Mr Roberts, 35, is running to raise money for the Meningitis Research Foundation (MRF).
He said, “My wife and I met Kayleigh and Phillip Russell at RAF Akrotiri, a Royal Air Force station in Cyprus.
“Sadly their 18-month-old little girl, Claudia, otherwise known as CJ, died very suddenly from meningitis in 2016.
“She was just six weeks younger than our daughter Lily and the girls were growing up together until CJ’s life was cut short.
“We want to play our small part in keeping CJ’s memory alive by raising money for MRF.”
Mr Roberts joined the army as an ammunition technician and is now a qualified bomb disposal expert who trains fellow servicemen.
He has previously done a half marathon in Cyprus, and the Great North Run but he has also broken his ankle three times leaving him with a permanent limp, stability issues and constant pain in his calves and shins, meaning London will be a big test.
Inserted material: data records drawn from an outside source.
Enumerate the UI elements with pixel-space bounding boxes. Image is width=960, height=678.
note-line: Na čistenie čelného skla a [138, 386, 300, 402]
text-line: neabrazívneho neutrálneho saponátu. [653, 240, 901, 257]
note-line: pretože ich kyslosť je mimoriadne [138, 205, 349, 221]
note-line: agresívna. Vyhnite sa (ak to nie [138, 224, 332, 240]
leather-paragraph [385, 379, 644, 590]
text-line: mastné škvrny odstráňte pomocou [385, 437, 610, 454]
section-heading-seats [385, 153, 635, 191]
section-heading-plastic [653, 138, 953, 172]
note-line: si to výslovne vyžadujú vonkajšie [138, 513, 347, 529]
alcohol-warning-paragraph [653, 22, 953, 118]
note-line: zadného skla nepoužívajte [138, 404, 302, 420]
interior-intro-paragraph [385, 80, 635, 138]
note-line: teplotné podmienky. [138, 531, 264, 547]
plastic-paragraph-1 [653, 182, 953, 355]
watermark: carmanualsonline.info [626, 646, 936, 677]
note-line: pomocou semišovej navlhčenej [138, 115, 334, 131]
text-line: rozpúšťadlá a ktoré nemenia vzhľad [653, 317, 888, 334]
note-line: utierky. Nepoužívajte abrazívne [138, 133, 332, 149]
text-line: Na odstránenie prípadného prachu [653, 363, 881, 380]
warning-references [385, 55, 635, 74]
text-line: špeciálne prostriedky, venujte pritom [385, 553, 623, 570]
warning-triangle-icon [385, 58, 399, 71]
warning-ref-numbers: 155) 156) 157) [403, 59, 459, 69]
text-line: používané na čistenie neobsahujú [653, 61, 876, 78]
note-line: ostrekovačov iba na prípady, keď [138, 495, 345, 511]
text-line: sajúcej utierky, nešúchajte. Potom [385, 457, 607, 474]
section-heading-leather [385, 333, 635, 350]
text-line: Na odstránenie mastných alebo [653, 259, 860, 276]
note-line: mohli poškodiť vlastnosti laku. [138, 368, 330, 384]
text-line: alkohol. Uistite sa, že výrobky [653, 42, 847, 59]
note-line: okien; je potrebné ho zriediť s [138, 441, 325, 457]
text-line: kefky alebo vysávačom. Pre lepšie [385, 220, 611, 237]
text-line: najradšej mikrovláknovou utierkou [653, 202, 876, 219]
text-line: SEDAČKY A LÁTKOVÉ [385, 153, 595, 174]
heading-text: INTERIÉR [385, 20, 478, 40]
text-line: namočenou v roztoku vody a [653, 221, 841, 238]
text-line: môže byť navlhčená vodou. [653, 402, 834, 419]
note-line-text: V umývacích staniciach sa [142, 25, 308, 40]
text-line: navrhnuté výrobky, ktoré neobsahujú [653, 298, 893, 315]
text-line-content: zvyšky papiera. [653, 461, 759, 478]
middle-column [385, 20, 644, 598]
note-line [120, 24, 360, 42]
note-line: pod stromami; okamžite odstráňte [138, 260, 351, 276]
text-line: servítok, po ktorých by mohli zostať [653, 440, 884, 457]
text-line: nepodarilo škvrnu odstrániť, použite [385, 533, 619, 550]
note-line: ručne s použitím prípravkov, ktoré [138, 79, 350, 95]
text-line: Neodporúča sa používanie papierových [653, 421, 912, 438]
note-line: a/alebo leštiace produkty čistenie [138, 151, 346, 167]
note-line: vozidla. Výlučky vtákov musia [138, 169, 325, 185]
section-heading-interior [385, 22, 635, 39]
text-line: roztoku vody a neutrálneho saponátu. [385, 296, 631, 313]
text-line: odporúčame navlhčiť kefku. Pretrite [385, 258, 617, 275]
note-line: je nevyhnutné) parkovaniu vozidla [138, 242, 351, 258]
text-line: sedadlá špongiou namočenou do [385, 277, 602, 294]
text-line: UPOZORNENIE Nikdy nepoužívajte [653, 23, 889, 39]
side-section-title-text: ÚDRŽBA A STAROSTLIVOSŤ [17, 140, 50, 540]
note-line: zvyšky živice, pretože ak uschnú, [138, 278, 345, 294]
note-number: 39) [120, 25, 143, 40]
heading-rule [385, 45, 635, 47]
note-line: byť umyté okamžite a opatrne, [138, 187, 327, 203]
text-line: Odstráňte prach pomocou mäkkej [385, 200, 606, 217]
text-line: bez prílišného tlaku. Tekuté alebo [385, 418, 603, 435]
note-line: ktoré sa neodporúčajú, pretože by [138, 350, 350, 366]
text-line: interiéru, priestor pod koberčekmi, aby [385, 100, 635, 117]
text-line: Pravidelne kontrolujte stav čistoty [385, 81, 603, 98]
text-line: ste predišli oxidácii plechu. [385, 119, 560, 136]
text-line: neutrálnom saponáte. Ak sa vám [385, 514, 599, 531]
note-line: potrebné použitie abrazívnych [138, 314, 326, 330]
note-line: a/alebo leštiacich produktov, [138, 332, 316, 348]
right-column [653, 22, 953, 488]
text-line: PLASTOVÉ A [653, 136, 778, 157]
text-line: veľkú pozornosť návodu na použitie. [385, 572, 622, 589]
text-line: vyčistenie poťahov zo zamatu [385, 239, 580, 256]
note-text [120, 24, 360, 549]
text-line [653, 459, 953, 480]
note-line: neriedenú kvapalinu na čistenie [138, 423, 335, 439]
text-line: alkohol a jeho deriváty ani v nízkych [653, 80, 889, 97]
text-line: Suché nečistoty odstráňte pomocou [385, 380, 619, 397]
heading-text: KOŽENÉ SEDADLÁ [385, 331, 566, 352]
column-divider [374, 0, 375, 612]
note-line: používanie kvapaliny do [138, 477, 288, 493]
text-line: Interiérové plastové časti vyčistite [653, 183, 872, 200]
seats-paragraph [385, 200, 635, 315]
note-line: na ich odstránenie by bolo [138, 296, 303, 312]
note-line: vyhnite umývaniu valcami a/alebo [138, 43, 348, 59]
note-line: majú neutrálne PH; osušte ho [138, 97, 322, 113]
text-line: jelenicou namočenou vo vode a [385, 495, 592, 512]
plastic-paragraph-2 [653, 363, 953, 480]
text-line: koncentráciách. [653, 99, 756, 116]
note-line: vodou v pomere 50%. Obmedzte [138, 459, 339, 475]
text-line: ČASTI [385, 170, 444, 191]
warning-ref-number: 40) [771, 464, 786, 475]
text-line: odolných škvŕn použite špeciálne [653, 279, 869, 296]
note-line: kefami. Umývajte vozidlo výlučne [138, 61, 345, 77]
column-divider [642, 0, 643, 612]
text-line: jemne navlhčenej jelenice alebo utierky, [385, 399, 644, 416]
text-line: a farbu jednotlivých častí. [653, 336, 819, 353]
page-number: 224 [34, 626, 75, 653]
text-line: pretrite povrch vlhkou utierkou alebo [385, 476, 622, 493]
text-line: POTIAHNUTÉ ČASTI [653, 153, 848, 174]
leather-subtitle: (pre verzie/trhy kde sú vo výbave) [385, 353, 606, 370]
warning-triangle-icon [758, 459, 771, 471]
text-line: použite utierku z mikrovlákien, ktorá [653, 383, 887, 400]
Vinny Smith, chief executive of MRF said, “We’re really grateful to Phil for taking on this huge challenge to help raise funds for MRF. “Meningitis and septicaemia can strike quickly, sometimes killing in hours, and leaving some survivors with life-changing after effects. “The money raised will enable us to fund vital scientific research into the prevention, detection and treatment of meningitis, raise awareness of the disease and support those affected.”
The first symptoms of meningitis and septicaemia are usually fever, vomiting, headache and feeling unwell.
Limb pain, pale skin, and cold hands and feet often appear earlier than the rash, neck stiffness, dislike of bright lights and confusion.
People who are ill with meningitis and septicaemia can deteriorate rapidly and not everyone gets all of these symptoms.
It is important for people to trust their instincts and get medical help immediately if they suspect meningitis.